Mein ehemaliger Chef spricht im Spiegel über die Wirtschaftskrise und die Folgen für die Werbebranche. Unter anderem plädiert er für mehr Bezahldienste im Web. Allein durch Werbung wird sich die Medienbranche nicht finanzieren können.
Da mag er Recht haben. Doch Bezahldienste im Web funktionieren nur bedingt und für Information und Nachrichten bezahlt fast keiner mehr. In Zeiten in dem die Kosten für die Verbreitung von digitalen Inhalten fast immer gegen 0 tendieren sind Bezahldienste kaum mehr durchzusetzen. Am Ende wird es immer einen geben der es kostenlos bereitstellt. Diese schmerzliche Erfahrung macht seit Jahren die Musikindustrie und haben viele Portalbetreiber 2001 gemacht.

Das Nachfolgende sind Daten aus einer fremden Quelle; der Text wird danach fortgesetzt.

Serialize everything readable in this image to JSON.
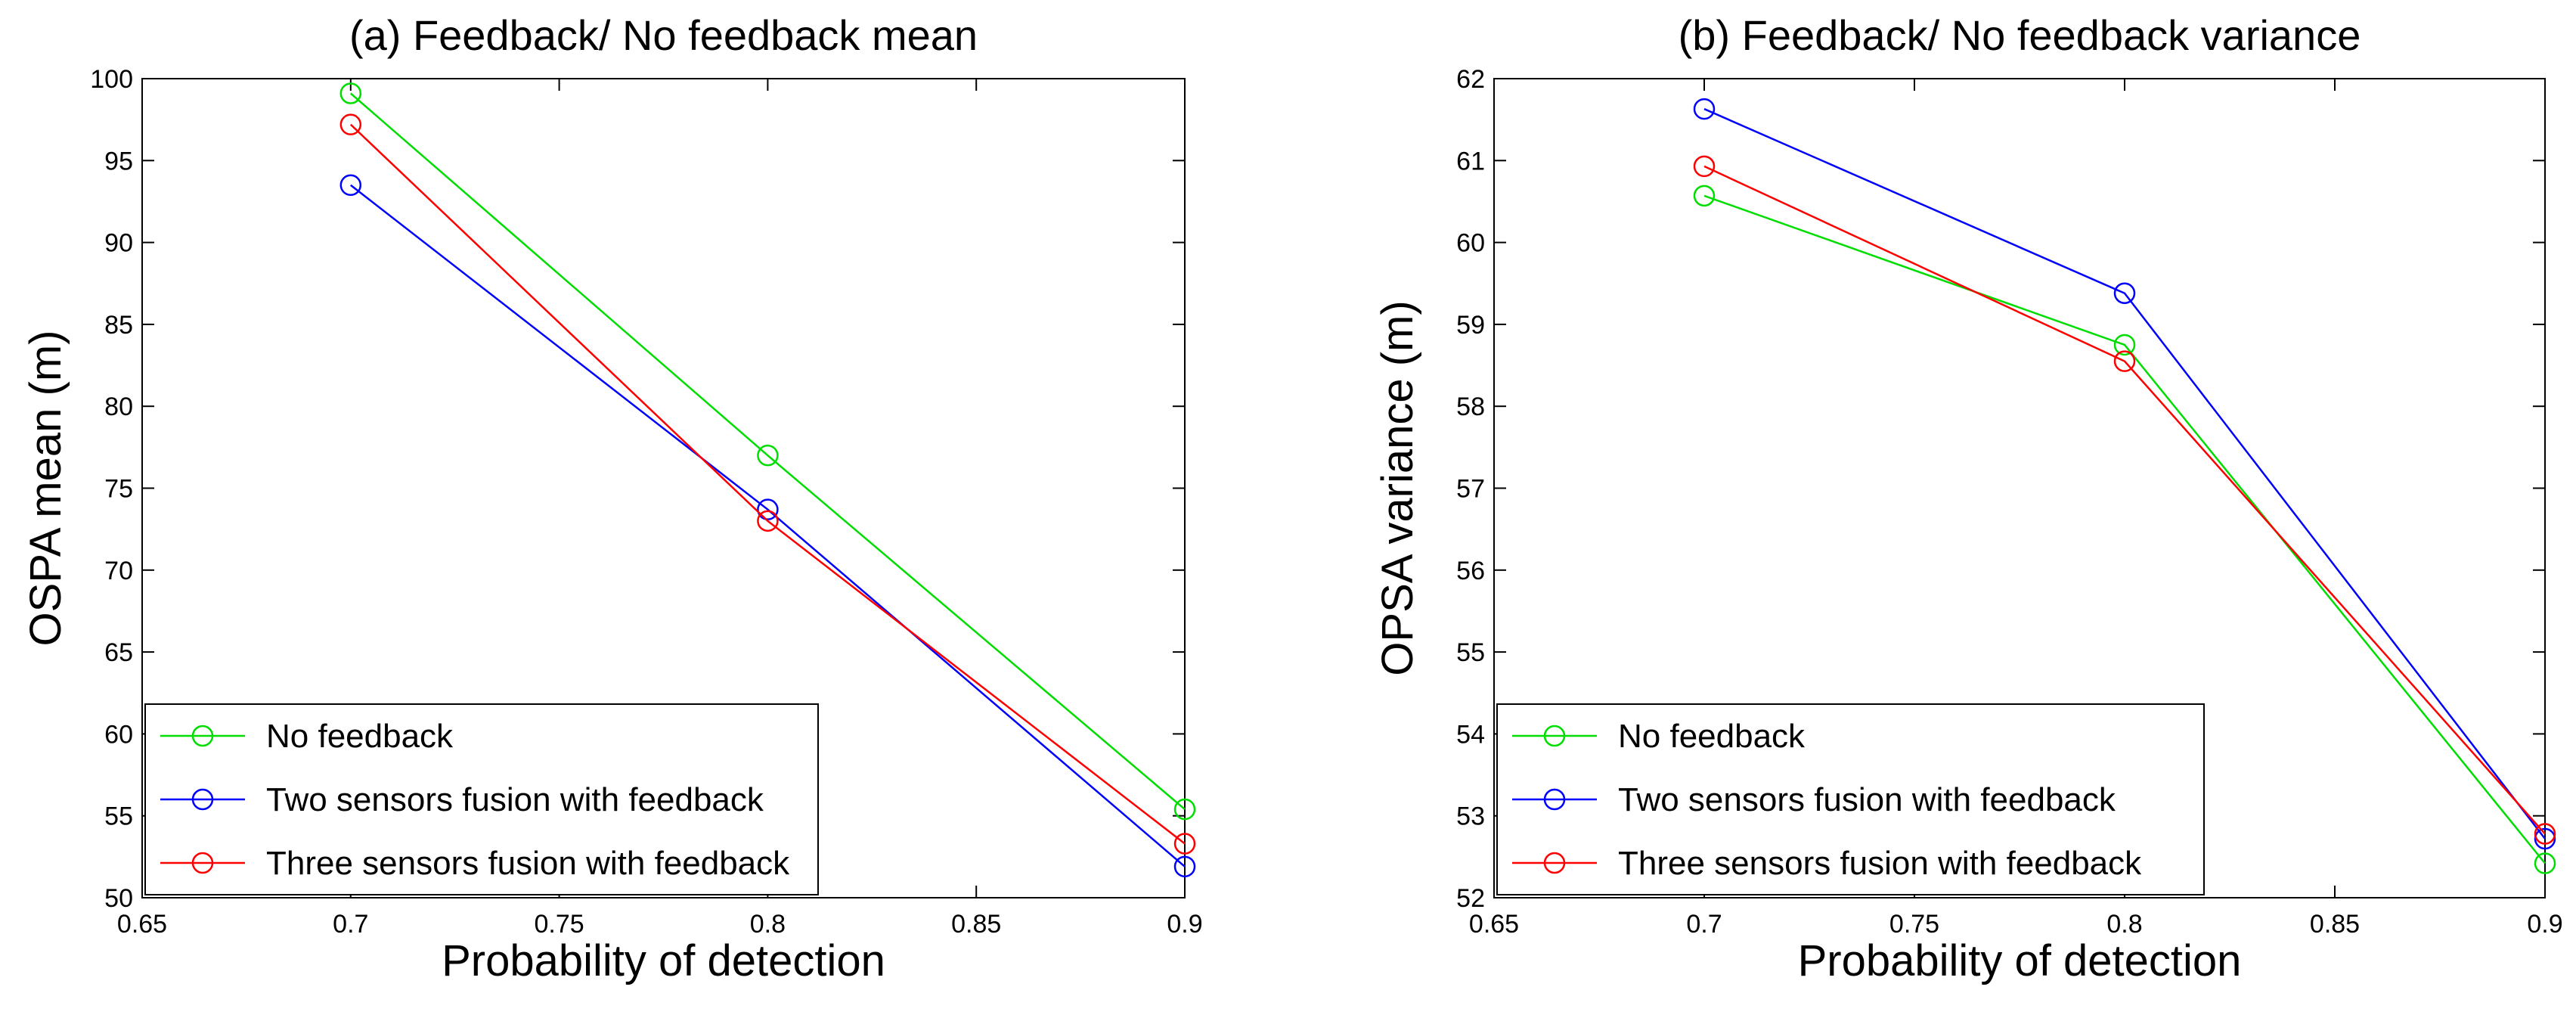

Und das man auf den kostenlosen Klowänden, auch Blogs genannt (das meinte mein anderer ehemailger Chef, Jean-Remy), im Netz z.b. in Zeiten der Finanzkrise qualitativ besser und sogar früher informiert ist als bei den klassischen Qualitätsjournalismusehemaligegatekeepermedien haben egghat und weissgarnix gezeigt.















Oh, danke für das Lob!
Der Dank geht zurück. Persönlich finde ich mich bei deinen Artikeln besser informiert als bei diversen Wirtschafts- oder Finanzportalen. Teilweise wurde dort erst Tage später über Dinge geschrieben, die du schon früher begründet angesprochen oder analysiert hast. Respekt vor deiner Recherchearbeit, schön das es Menschen gibt die das einfach aus Interesse machen. Davon gehe ich einfach mal aus :).